Aktuelle Situation

Darstellung der aktuellen Situation im Gesundheitswesen in Solingen/Bergisches Land

Unsere Patienten in Solingen werden in den Praxen und Kliniken umfassend auf hohem Niveau versorgt.

An den Schnittstellen zwischen Haus- und Fachärzten sowie ambulanter und stationärer Versorgung hängt es vom Engagement des Arztes, des Patienten und den vorhandenen technischen Möglichkeiten ab, wie effektiv und rationell die medizinische Versorgung gestaltet wird. Werden wichtige Befunde, Vorberichte und Fakten übermittelt? Gibt es einen – auch für den Patienten ersichtlichen – roten Faden im medizinischen Handeln? Gibt es Absprachen zwischen den beteiligten Parteien, wer welche Aufgabe im Gesamtkonzept übernimmt?

Durch die Gesundheitsreform und die demographische Entwicklung ändert sich das Aufgaben- und Tätigkeitsspektrum der Ärzte in Praxis und Klinik. Zunehmend werden auch Management und Betreuungsleistungen von den Beteiligten im Gesundheitswesen verlangt.

Die Mitglieder von solimed nutzen alle – jeweils unterschiedliche – EDV-Systeme zur Praxisführung. Über eine Kommunikation per Brief, Fax, E-Mail und Telephon hinaus gibt es aber zur Zeit keine gemeinsame Plattform!
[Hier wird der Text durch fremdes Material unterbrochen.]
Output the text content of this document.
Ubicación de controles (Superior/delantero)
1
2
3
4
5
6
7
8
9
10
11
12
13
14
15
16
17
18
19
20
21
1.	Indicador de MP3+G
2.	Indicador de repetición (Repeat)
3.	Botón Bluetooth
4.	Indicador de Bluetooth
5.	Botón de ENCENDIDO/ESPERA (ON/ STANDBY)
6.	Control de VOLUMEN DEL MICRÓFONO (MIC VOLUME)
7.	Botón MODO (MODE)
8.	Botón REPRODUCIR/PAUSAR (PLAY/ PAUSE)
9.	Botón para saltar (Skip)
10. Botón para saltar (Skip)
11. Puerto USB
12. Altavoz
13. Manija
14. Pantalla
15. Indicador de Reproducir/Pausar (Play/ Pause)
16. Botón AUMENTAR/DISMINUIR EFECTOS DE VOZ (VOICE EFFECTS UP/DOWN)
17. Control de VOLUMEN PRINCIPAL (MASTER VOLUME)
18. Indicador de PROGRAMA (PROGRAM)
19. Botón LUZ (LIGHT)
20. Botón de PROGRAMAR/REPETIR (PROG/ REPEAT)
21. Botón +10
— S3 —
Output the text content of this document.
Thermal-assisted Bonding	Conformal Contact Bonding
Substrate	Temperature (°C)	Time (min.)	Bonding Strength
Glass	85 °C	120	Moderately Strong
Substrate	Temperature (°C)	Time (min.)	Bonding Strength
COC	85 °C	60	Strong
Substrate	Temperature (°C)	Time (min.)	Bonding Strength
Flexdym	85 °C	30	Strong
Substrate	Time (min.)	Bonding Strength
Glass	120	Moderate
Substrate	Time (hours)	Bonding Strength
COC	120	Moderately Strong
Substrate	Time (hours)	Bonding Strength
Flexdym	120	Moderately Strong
Der „patientenorientierte Informationsfluss“ nach Oberender / Zeth, Der Internist 4/2007 ist derzeit nicht gewährleistet.

Die DRG’s zwingen die Krankenhäuser ihre Leistungskalkulation im medizinischen Alltag stärker in den Vordergrund zu stellen. Medizinisch nicht gerechtfertigte Einweisungen müssen im Sinne einer DRG-konformen Leistungserbringung vermieden werden. Die Liegezeiten verkürzen sich, Leistungen werden aus dem stationären Bereich ausgegliedert.
All dies bedarf einer stärkeren Verzahnung und Vernetzung von ambulanten und stationären Partnern zum Wohle des Patienten.
Die Gesundheitspolitik will stärkere Kooperationen fördern, für die Umsetzung fehlt es aber an aktuell erprobten und etablierten Strukturen.